Where @asymco, in writing about greatness, achieves it.
— Horace Dediu (@asymco) September 29, 2015
I’m pretty much with the sentiment here, have been since 1985 (no, not 1984). However, there’s one place Apple did cave – (apologies for my less eloquent verbage), a BIG phone. And, not just that they did big, but that they left small behind. One of the very few areas that Samsung got Apple to bend. I really do not believe that Apple would have stopped making a “small” phone if the pressure hadn’t been on from iPhone users who were getting slowly, but steadily, envious of the big phones. Even I finally buckled and traded my 5S in for a 6S, not becuase I wanted big, but I needed the power and functionality. Praise be to your Diety of choice it doesn’t feel as big as it seemed it would, but, it’s definitely bigger, and again, the thing that’s irkesome and disappointing is not that they did BIG, but that they abondon small. In almost every other way I have embraced the Apple mind-set for mobile computing and the long forgotten standard of shear quality that used to be a part of the fabric of American manufacturing, and that Apple, almost single handedly, carries on. Dear Apple, size matters, BIGGER is not always better, and I still love you.
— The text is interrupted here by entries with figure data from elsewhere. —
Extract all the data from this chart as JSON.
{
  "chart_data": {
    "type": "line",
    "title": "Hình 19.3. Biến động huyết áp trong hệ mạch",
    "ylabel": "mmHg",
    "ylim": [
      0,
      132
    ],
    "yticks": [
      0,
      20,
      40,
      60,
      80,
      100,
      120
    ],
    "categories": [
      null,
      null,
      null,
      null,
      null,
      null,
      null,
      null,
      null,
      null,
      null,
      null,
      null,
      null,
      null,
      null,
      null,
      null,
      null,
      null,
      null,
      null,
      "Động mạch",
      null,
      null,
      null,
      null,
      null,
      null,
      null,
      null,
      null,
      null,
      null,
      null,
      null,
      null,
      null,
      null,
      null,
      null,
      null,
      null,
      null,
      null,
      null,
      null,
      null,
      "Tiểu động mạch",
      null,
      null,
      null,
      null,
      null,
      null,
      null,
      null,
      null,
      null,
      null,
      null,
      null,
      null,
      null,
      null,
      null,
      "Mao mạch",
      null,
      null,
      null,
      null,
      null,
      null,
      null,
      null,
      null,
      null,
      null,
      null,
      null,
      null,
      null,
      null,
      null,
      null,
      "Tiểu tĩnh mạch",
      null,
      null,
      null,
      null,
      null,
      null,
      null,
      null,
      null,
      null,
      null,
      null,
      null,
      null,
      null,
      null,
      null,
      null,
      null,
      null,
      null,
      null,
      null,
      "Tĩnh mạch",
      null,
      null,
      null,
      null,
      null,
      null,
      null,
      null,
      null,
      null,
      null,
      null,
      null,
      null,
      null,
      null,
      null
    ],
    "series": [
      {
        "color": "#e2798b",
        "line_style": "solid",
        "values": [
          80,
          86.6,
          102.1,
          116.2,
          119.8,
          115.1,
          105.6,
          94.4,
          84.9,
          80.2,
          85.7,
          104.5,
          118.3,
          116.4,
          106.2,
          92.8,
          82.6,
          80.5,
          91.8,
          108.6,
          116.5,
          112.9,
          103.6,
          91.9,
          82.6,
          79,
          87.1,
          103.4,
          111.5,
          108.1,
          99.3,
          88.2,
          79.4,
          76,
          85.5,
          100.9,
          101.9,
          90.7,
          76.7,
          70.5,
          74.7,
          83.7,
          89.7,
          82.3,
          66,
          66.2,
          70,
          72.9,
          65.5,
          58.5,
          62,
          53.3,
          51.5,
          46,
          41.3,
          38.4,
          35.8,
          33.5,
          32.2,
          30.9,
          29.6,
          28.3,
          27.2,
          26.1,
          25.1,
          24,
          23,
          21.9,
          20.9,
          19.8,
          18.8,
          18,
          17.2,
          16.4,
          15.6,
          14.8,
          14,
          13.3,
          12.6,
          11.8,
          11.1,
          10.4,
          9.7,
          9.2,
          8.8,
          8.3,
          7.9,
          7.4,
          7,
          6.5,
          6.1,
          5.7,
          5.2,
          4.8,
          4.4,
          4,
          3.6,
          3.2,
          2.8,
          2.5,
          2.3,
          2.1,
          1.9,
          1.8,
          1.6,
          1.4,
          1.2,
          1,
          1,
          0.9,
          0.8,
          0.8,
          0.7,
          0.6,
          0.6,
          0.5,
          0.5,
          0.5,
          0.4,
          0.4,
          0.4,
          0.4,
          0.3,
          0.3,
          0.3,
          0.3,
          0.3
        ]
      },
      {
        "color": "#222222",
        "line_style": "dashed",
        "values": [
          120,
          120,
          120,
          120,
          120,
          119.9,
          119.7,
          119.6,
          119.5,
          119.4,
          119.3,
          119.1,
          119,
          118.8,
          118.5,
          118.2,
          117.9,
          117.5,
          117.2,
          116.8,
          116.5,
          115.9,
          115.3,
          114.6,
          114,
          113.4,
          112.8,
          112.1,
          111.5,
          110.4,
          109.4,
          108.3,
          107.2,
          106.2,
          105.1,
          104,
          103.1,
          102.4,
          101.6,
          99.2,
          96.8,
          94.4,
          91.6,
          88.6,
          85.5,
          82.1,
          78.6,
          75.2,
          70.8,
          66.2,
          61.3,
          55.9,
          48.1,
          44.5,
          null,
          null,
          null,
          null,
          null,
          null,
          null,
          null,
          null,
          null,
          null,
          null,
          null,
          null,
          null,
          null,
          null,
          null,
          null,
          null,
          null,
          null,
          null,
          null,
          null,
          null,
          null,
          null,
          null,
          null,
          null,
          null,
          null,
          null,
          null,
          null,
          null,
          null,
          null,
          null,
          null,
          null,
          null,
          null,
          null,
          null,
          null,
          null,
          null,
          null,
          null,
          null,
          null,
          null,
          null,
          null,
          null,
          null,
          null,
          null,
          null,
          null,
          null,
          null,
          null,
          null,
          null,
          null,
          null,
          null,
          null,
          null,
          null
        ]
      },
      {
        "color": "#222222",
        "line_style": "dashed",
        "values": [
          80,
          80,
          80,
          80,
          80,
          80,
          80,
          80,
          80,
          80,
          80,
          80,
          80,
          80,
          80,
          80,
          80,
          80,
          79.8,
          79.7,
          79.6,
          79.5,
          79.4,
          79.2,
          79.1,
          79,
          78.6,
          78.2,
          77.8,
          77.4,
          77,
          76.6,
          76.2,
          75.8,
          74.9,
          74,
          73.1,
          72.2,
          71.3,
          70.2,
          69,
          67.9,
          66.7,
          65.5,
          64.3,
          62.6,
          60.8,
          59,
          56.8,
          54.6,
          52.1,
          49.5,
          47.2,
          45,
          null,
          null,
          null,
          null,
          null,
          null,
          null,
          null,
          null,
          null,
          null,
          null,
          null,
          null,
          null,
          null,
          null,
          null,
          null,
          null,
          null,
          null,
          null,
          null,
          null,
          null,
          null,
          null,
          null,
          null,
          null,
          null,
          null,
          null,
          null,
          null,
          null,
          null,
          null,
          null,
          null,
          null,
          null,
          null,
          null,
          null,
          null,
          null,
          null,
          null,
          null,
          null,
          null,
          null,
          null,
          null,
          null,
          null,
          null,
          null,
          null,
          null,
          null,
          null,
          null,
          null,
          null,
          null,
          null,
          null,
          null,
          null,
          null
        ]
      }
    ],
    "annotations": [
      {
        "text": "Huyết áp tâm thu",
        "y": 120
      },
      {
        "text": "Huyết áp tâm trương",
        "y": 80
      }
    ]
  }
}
Just want to share a little anecdote for those considering an upgrade to one of the current iPhones. I was in St. Louis this last Sunday on some other business and decided to stop by the Apple store and look at a new phone – long story short, I upgraded from 5S to 6S last, and after some wrangling, finally got everything up and going – and, it turns out to be a very important upgrade for me, especially from a performance standpoint
I do want to elaborate on the, “wrangling”, a bit: I was using Beta 9.1/2 on my 5S and the new 6S I brought home was running 9.0. So, I was, initially, not able to restore my 5S backup to the 6S because iTunes would not allow me to restore an image from a later iOS – it took me a little while to figure out what to do, (I admit I can be a bit slow sometimes), but, I finally decided I was okay with installing Beta 9.1 on the new phone, went back to my Apple beta program email and followed the instructions to get the new 6S upgraded to iOS 9.1 beta. Now I’m able to smoothly restore my 5S backup to my 6S. In the meantime there have been a few apps that don’t want to run at all or have acted irraticaly – simply deleting and reinstalling them has fixed these problems.
My wish is that Apple would take us beta testers into account when we want to upgrade our hardware. In retrospect it makes sense that Apple would provide safeguards for its users, but, I wish they would spell it out, up front, don’t just hit me with a screen that says I can’t restore because the new device has an older iOS version – be aware that I’m using a beta of the iOS that is beyond the current stable release and spell out this fact for me, then give me on-screen instructions on what to do. Would’ve saved me a couple of hours of frustration. Even so, the final outcome is, in a word – AWESOME!
If you’re a performance oriented user and you’re upgrading from 5S or a previous version of the hardware, I would suggest that, looking over the latest iPhone iterations is definitely worth your time.